Due Bach e due giganti del classicismo per una collezione di sinfonie tormentate e introspettive. C’è tutto questo nel concerto che gli Archi dell’Associazione De Sono (Archi nel nome, per tradizione, ma in realtà una completa orchestra da camera) offriranno al pubblico martedì 27 marzo nel Salone del Conservatorio di Torino. La serata ha un titolo emblematico: Sinfonie Sturm und Drang. L’espressione, letteralmente “tempesta e impeto”, evoca scene di una natura inquieta, nella quale il paesaggio esteriore diventa proiezione dell’animo artistico. Non è così immediato, almeno a prima a vista, accostare queste immagini a Carl Philip Emmanuel e Johann Christian Bach, entrambi figli del gigante Johann Sebastian, più spesso associati (il secondo soprattutto) a un’idea di piacevolezza e stile galante. Che dire poi di Haydn e Mozart, ineguagliabili campioni di equilibrio? Ma la peculiarità del concerto sta proprio in questo: cercare tra le pieghe del Settecento musicale per esaltarne gli aspetti meno prevedibili, scovare quei germi di romanticismo sapientemente nascosti in un sentire pienamente classico.

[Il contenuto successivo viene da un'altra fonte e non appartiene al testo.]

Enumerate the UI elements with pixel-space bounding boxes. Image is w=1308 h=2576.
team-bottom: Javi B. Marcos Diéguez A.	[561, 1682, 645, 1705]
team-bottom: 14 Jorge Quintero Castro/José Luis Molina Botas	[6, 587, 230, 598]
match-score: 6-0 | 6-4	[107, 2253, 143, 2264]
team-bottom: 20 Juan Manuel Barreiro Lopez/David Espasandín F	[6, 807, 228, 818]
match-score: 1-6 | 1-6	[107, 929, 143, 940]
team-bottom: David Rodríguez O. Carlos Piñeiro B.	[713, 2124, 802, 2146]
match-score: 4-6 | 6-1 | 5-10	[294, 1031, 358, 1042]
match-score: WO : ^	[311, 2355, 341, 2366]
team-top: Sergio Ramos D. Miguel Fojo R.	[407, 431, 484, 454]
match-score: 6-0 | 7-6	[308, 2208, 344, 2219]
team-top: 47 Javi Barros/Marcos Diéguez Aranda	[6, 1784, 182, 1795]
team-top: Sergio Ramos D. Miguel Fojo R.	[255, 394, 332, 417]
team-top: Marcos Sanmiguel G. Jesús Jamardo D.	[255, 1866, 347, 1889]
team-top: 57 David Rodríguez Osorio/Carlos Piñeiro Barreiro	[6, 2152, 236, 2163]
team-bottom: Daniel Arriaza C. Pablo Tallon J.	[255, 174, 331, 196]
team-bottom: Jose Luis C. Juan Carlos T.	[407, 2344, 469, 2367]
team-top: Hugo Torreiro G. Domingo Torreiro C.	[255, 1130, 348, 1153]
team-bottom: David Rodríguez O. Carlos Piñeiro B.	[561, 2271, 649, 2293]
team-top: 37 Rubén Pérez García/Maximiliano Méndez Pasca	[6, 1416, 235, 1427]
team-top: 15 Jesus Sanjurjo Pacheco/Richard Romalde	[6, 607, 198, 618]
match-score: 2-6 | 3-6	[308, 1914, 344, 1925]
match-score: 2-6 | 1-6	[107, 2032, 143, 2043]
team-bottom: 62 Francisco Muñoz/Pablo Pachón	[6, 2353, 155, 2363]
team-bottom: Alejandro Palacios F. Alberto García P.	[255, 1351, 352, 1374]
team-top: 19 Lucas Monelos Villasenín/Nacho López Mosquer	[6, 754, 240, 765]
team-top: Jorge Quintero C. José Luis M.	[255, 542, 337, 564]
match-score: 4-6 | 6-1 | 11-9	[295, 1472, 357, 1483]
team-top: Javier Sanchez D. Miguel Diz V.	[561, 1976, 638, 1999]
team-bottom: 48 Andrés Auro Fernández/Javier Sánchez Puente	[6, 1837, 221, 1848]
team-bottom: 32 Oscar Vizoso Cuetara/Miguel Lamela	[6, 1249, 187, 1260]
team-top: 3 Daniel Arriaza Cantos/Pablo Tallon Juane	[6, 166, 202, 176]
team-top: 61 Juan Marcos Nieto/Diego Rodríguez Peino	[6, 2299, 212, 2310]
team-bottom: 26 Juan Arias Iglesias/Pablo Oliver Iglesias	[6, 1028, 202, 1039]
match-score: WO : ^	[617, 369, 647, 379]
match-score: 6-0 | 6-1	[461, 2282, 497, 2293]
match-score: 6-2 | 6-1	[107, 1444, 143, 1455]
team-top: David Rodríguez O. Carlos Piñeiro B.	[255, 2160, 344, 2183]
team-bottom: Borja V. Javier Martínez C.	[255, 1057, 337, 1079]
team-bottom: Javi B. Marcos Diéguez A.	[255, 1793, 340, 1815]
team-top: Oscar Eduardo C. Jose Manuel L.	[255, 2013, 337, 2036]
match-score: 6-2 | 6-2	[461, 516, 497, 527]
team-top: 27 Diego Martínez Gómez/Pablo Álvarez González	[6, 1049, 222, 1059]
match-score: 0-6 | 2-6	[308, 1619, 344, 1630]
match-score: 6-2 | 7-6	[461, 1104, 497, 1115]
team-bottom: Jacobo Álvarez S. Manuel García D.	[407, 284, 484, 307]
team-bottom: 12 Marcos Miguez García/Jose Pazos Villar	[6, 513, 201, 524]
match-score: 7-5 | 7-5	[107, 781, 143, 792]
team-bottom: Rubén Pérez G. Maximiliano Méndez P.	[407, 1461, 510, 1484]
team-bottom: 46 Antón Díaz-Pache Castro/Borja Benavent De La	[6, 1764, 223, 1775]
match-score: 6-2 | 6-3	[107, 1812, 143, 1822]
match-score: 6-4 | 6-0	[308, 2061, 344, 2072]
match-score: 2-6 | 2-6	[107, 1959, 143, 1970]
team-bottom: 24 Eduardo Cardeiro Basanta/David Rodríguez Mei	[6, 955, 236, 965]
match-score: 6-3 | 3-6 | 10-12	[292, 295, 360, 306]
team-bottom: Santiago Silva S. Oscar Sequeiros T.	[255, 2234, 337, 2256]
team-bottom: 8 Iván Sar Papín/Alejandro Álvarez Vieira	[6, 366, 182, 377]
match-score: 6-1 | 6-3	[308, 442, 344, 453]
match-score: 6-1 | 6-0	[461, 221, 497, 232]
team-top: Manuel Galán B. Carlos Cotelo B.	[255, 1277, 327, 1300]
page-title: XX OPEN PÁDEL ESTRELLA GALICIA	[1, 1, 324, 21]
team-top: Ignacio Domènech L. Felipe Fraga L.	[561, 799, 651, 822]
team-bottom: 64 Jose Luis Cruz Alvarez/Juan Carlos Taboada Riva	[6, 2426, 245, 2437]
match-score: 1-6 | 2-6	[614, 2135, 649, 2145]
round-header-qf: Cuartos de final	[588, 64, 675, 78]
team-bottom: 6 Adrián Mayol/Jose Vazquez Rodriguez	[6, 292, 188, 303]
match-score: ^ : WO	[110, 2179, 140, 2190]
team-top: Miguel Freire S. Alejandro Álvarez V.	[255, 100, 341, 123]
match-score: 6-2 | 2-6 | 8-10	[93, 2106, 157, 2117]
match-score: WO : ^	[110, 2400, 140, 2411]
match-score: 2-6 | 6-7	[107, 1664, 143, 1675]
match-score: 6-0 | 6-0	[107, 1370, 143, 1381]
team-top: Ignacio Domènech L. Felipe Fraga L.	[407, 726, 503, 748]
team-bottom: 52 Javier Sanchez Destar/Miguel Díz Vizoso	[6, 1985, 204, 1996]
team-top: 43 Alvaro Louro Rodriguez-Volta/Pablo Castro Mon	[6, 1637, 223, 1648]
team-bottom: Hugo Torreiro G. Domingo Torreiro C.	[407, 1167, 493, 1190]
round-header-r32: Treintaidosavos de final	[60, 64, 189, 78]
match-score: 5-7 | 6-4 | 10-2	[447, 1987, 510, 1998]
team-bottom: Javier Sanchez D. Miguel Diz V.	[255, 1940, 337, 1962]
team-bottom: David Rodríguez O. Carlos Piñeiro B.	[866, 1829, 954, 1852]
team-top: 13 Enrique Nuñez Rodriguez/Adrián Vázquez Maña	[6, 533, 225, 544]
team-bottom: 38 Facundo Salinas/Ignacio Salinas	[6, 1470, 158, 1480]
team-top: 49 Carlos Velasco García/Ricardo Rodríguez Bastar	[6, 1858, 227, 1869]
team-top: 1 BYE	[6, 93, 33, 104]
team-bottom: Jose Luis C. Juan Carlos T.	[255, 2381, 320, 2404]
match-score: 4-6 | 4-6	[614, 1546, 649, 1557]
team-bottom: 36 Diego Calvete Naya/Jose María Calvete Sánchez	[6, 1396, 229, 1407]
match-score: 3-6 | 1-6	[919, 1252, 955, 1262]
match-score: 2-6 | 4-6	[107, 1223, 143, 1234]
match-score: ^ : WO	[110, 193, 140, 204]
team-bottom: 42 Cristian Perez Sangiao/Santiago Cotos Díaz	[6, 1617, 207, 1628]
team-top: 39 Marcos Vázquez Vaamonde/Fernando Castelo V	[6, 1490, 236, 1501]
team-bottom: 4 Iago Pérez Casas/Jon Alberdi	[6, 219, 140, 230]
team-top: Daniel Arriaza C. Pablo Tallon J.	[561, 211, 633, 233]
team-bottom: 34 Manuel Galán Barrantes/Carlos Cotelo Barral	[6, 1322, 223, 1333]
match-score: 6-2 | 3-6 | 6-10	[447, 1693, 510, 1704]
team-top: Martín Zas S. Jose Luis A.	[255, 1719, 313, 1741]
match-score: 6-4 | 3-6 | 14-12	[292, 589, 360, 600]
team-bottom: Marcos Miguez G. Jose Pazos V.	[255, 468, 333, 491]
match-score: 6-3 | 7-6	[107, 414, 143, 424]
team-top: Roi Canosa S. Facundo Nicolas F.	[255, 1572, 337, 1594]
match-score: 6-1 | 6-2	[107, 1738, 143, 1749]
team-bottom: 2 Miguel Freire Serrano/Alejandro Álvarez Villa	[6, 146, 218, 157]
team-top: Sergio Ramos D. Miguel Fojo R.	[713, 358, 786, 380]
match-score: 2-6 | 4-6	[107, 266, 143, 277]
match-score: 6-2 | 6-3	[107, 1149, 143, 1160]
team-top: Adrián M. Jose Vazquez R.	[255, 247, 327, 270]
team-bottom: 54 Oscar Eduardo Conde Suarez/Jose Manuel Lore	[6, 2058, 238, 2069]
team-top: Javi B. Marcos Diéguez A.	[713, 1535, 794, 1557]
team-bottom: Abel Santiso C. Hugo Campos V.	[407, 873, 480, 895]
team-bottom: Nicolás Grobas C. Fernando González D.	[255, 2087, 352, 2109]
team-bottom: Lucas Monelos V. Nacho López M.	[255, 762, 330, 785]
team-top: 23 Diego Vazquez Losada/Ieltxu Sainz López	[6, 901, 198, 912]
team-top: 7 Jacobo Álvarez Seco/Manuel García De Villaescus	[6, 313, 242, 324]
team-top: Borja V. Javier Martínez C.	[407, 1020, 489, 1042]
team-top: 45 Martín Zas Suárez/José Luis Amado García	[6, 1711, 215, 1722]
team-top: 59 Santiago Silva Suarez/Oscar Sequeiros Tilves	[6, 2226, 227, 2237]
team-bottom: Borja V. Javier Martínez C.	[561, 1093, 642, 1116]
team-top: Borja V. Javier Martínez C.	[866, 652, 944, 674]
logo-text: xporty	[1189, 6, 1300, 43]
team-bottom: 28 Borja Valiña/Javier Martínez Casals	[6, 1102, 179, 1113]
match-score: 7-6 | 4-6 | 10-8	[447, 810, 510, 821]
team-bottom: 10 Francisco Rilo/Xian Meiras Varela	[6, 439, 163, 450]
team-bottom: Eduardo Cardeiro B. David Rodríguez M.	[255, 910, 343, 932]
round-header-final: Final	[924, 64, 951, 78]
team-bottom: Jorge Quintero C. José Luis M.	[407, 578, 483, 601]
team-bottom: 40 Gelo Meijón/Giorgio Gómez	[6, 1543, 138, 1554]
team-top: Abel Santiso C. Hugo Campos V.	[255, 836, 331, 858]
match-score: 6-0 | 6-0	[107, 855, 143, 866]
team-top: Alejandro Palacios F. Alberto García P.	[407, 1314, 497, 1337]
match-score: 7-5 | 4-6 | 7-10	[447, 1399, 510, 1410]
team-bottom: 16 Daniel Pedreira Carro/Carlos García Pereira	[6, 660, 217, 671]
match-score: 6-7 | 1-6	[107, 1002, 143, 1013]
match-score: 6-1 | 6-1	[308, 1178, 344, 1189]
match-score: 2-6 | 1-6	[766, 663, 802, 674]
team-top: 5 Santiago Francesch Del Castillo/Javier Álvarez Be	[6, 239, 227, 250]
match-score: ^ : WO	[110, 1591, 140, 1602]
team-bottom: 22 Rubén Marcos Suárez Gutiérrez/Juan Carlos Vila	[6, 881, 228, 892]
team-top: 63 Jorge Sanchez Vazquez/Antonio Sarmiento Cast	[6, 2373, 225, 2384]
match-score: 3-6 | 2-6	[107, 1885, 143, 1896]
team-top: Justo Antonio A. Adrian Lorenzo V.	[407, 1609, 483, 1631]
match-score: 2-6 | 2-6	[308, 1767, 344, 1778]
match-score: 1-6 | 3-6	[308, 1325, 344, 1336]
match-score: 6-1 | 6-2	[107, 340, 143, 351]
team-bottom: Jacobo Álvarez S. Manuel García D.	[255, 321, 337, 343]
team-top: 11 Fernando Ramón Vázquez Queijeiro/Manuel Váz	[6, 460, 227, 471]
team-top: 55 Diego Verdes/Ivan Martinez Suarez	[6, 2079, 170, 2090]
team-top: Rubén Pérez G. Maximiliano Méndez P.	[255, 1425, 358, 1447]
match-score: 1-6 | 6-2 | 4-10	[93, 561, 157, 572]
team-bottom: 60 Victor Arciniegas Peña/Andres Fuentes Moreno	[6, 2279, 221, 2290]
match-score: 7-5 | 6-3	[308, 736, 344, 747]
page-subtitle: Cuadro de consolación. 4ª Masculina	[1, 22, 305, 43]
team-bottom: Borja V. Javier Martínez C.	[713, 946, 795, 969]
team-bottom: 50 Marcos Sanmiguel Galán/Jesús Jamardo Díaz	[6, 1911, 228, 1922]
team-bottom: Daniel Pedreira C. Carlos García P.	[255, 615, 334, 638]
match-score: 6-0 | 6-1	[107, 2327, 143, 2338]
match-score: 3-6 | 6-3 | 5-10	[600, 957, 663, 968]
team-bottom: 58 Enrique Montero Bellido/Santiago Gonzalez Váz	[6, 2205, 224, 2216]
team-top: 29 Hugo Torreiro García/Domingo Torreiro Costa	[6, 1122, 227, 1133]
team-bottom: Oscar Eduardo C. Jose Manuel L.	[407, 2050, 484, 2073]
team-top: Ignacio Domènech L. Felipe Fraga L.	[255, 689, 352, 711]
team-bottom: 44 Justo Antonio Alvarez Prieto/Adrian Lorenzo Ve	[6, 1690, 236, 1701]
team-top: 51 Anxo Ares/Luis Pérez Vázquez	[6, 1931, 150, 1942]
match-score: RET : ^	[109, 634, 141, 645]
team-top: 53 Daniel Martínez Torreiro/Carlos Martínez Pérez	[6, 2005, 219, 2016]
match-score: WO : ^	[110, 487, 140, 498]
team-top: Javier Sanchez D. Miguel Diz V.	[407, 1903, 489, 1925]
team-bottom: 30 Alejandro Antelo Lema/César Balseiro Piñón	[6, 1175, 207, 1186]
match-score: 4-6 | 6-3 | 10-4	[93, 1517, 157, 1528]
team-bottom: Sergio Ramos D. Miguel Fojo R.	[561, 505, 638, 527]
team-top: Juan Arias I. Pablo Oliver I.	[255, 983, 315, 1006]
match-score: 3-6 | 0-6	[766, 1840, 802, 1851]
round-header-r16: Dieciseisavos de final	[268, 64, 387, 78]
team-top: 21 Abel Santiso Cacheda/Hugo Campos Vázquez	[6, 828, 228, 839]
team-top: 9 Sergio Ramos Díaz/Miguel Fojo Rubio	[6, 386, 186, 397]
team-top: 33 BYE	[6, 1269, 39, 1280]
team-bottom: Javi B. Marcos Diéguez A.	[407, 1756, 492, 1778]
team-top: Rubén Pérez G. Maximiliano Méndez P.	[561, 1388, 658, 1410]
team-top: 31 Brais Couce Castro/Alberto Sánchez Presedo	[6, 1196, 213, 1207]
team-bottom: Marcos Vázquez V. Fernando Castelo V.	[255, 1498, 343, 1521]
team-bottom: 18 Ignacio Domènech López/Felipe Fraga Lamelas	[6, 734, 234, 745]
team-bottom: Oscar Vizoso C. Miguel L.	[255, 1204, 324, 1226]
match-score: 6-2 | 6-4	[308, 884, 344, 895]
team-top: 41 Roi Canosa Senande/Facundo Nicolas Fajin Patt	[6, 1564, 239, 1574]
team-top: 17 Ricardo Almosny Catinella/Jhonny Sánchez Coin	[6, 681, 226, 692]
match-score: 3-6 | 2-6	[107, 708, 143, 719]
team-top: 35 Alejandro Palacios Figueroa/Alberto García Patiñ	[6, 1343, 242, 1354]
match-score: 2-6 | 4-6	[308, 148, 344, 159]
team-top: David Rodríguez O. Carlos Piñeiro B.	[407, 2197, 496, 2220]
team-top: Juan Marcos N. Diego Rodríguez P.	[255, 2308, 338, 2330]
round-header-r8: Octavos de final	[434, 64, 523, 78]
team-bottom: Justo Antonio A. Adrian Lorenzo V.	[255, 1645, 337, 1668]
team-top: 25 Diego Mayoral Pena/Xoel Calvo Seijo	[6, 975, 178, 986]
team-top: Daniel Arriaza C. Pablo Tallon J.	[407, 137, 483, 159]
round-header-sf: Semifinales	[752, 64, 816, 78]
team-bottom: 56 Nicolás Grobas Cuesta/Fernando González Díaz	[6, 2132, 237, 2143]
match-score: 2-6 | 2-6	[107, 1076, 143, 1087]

Il programma prevede, tra l’altro, l’esecuzione della Sinfonia in mi minore n. 44 (Funebre) di Haydn. Fu lo stesso compositore a chiedere che lo struggente movimento lento venisse eseguito durante le sue esequie, il che chiarisce il titolo. Impossibile non restare colpiti dal motto che apre l’intera composizione: un gesto perentorio, con l’orchestra all’unisono. Un effetto analogo (fatte salve le opportune distinzioni) si ritrova nell’incipit della Sinfonia in sol minore K. 183 di Mozart. Anche qui, come nel Minuetto, lontanissimo dalla danza galante che era in origine a occupare la scena sono frasi brevi e folgoranti.
A fare da contrappunto a queste opere saranno due gioielli appartenenti alla famiglia Bach: la Sinfonia in sol minore op. 6 n. 6 di Johann Christian (una tra le pagine più scure e più profetiche di questo compositore, quasi un’alchimia magica) e la Sinfonia in do maggiore Wq 182/3 di Carl Philipp Emanuel, anch’essa solcata da tensioni profonde.
L’orchestra da camera può rivelarsi lo strumento ideale per far emergere, come sotto un prisma, le asimmetrie e le irregolarità di una musica complessa, molto più di quanto si creda: un compito che gli Archi De Sono, guidati dal primo violino e maestro concertatore Alessandro Moccia affronteranno con la cura e il rigore che da sempre li contraddistingue.
L’ingresso è libero. Il concerto sarà preceduto, alle 19.30, da una presentazione a cura del musicologo Andrea Malvano che avrà luogo nella Saletta Alfredo Casella. Il tutto davanti a una tazzina da caffè offerta al pubblico da Lavazza.